Gaurav Ratnaparkhi, Head, Technical Research, Sharekhan by BNP Paribas
The Nifty continued with its consolidation on June 29. As a result, the daily Bollinger Bands have contracted further.
On the downside, the index has reached its 20-day moving average (DMA). Last week, the minor degree dip found support near this key short-term moving average and the Nifty bounced.
The same is expected yet again. The swing low of 15,673 will be the subsequent near-term support. On the other hand, the swing high of 15,915 will be the key barrier to watch out for.
The overall structure shows that the ongoing consolidation is an opportunity for positional traders to get aligned with the larger uptrend.
Rohit Singre, Senior Technical Analyst, LKP Securities.
On the hourly chart, the Nifty formed a small double top pattern that has a neckline around 15,670. This level will be strong support for the index in the upcoming sessions.
Any break below can lead to more selloff. The resistance is placed near 15,800-15,900, and a close above these can take the index towards 15,900.

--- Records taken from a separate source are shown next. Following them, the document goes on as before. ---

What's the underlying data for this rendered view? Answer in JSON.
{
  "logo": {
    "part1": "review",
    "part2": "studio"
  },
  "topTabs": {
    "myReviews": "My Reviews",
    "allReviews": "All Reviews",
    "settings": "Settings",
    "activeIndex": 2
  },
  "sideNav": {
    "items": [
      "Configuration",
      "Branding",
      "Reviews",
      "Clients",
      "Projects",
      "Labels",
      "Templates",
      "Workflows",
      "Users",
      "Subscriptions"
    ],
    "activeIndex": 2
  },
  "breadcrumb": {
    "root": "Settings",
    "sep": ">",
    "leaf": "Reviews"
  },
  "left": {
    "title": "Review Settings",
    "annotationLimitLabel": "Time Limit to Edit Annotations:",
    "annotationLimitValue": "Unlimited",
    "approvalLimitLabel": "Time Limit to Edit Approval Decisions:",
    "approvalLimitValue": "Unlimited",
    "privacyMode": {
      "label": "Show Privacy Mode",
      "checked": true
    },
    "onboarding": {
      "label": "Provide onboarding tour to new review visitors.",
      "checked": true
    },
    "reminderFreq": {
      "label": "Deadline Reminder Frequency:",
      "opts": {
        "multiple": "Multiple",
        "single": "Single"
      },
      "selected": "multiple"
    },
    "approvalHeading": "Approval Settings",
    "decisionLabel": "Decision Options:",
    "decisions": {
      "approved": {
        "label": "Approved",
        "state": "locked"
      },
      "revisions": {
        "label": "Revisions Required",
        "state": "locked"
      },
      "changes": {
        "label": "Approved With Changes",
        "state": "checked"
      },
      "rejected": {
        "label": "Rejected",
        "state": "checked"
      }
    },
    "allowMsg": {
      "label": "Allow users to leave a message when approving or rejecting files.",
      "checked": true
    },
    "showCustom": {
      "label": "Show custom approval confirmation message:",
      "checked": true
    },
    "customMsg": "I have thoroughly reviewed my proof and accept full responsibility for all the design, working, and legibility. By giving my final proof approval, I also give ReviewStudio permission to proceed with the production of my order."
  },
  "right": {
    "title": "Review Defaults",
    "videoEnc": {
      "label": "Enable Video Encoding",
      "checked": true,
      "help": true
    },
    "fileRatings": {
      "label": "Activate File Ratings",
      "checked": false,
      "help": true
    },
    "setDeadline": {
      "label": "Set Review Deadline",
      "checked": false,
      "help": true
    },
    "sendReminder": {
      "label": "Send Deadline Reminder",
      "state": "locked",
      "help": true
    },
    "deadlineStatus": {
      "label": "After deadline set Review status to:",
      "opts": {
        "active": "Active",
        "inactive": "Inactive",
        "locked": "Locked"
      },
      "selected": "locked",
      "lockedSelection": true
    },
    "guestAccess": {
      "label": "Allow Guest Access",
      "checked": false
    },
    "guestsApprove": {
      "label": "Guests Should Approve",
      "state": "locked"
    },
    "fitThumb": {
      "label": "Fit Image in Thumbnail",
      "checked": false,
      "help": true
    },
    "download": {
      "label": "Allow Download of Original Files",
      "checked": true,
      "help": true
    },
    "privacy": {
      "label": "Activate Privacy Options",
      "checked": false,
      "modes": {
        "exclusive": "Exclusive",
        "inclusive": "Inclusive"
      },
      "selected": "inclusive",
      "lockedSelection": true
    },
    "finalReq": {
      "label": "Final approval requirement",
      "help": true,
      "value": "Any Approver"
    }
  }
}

Sumeet Bagadia, Executive Director, Choice Broking
The index has also confirmed the Bearish Marabozu Candlestick on the daily chart, which indicates further correction in the upcoming session. Furthermore, the index has given closing below 21 HMA, which is also slightly negative.
In addition, momentum indicators RSI (14) and MACD also indicate negative crossover on the daily timeframe. At present, the Nifty seems to have resistance at 15,900, while immediate support comes at 15,650.